Auch auf Partner will Schyett zugehen. Zum Beispiel auf den Initiativkreis Ruhr. Die wollen aber gar nicht mit Scheytt zusammenarbeiten und sind von seinem Versuch, sich auch ihr Projekt Innovation City unter den Nagel zu reißen nicht amüsiert.
Update: Der RVR kann sich auch eine Zukunft ohne Scheytt vorstellen. Und der wird ab 2012 freiberuflich tätig sein, wie er uns mitteilte.
Die Betreiber des Blogs Unruhr haben Post von Dieter Gorny bekommen. Gefreut haben sie sich nicht.
Unruhr ist sicher eines der besten Blogs des Ruhrgebiets, wenn es um Pop-Musik geht. Und vor ein paar Tagen bekamen die Macher Post von Dieter Gorny.
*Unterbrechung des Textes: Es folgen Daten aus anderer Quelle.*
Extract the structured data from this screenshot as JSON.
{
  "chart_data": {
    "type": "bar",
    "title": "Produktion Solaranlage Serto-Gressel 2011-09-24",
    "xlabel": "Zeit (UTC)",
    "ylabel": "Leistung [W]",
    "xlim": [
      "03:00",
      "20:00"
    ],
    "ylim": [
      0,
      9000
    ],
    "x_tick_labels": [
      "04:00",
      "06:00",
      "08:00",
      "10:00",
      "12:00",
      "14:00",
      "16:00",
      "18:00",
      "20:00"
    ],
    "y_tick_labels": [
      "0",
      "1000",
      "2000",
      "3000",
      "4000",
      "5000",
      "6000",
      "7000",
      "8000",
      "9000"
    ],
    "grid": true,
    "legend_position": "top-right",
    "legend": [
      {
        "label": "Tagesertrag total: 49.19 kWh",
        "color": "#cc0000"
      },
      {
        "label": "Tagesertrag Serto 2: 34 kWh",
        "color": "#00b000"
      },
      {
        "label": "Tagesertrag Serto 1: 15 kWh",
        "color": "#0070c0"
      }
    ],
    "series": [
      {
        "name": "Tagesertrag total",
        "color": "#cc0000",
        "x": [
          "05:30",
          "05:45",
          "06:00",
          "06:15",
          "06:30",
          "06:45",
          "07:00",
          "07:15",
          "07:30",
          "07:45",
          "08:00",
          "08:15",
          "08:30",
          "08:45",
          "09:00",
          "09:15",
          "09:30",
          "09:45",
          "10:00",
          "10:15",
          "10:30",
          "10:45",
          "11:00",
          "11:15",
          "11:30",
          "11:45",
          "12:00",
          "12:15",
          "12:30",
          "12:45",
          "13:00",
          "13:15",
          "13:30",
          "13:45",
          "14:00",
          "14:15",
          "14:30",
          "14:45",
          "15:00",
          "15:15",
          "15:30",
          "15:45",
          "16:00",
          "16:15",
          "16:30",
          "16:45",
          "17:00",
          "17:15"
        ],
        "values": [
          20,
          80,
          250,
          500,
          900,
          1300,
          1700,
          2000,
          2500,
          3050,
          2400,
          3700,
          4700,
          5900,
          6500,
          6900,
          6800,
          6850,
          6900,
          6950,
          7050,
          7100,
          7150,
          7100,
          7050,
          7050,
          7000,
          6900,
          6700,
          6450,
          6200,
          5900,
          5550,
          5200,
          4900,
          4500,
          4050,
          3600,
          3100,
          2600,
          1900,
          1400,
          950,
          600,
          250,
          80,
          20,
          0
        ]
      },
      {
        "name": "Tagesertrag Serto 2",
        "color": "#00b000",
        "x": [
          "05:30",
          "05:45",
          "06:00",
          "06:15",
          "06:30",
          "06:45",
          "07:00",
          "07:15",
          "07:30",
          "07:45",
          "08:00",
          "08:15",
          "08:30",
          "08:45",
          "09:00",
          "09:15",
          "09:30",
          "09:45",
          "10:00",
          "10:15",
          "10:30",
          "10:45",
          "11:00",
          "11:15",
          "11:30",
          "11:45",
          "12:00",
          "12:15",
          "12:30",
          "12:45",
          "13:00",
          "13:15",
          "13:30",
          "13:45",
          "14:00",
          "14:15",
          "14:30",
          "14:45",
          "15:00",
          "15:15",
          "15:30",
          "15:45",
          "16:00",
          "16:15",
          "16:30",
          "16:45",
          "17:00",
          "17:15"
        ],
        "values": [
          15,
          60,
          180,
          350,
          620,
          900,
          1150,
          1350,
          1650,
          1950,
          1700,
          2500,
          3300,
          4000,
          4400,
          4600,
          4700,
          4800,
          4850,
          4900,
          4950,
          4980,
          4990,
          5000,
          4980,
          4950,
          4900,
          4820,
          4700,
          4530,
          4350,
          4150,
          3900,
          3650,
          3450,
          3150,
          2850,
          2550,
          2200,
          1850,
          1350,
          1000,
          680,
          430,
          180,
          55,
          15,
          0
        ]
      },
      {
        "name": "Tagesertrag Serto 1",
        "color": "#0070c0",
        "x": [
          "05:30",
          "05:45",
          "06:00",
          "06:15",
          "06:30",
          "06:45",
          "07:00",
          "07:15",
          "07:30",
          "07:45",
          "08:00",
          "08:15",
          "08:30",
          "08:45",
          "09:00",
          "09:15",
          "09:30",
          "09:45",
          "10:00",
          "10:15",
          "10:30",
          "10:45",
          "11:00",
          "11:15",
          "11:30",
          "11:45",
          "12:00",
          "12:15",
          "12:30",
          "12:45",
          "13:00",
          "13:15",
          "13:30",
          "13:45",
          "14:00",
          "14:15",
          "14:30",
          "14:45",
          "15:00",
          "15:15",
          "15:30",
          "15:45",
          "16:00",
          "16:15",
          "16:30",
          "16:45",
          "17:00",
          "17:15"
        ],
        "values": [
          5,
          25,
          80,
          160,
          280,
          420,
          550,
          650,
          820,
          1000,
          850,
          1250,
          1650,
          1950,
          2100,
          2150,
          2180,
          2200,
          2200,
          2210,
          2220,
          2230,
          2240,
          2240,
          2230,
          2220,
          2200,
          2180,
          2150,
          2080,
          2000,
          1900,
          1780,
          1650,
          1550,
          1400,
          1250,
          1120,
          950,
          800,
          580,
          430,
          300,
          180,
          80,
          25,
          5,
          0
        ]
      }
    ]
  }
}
Besser: von seiner Kollegen-Versorgungsanstalt mit dem imposanten Namen „European Center for Creative Economy“ (ECCE). Die Lebenserfahrung sagt einem ja, dass hinter so einem Namen immer aufgeblasener Quark steckt, für den die Steuerzahler blechen müssen, um ein paar Nieten davor zu bewahren, sich auf dem Arbeitsmarkt begeben zu müssen. Das sehen die Kollegen von Unruhr wohl ähnlich:
Menschen wie Dieter Gorny oder Bernd Fesel geht es gar nicht um die Kreativen oder Menschen hierzulande. Nein. Sie wollen Strukturen schaffen, Kopfgeburten umsetzen und ihre Idealmodelle endlich realisiert sehen. Die einzigen, die dabei stören, sind wir, die wir das alles anders machen woll(t)en.
Sie haben über ECCE und den Brief von Dieter Gorny einen Text geschrieben. Und der ist toll. Bitte lesen.
Update: auch wir von den Ruhrbaronen haben den Gorny-Brief bekommen. Aber direkt weggeworfen. Weil sich das ECCE mit der Werbung versucht, einen Resonanzboden zusammenzustoppeln. Sprich: wenn sich Kreative auf den Brief melden, wird ECCE in Zukunft so tun, als würde es für die Kreativen im Revier sprechen. Das ECCE wird Fördermittel im Namen der Kreativen einfordern und Mitsprache-Rechte. Damit will Gorny politische, nicht durch Wahlen, sondern allein durch Postwurfsendungen legitimierte Macht. Als nächstes werden Beiträge eingefordert und dann ein Kreativparlament. Er will damit sein ECCE als Konkurrenz und Kopie zur IHK aufbauen. Die hat auch keine Wahlbeteiligung vorzuweisen und spricht doch für die Wirtschaft in Deutschland.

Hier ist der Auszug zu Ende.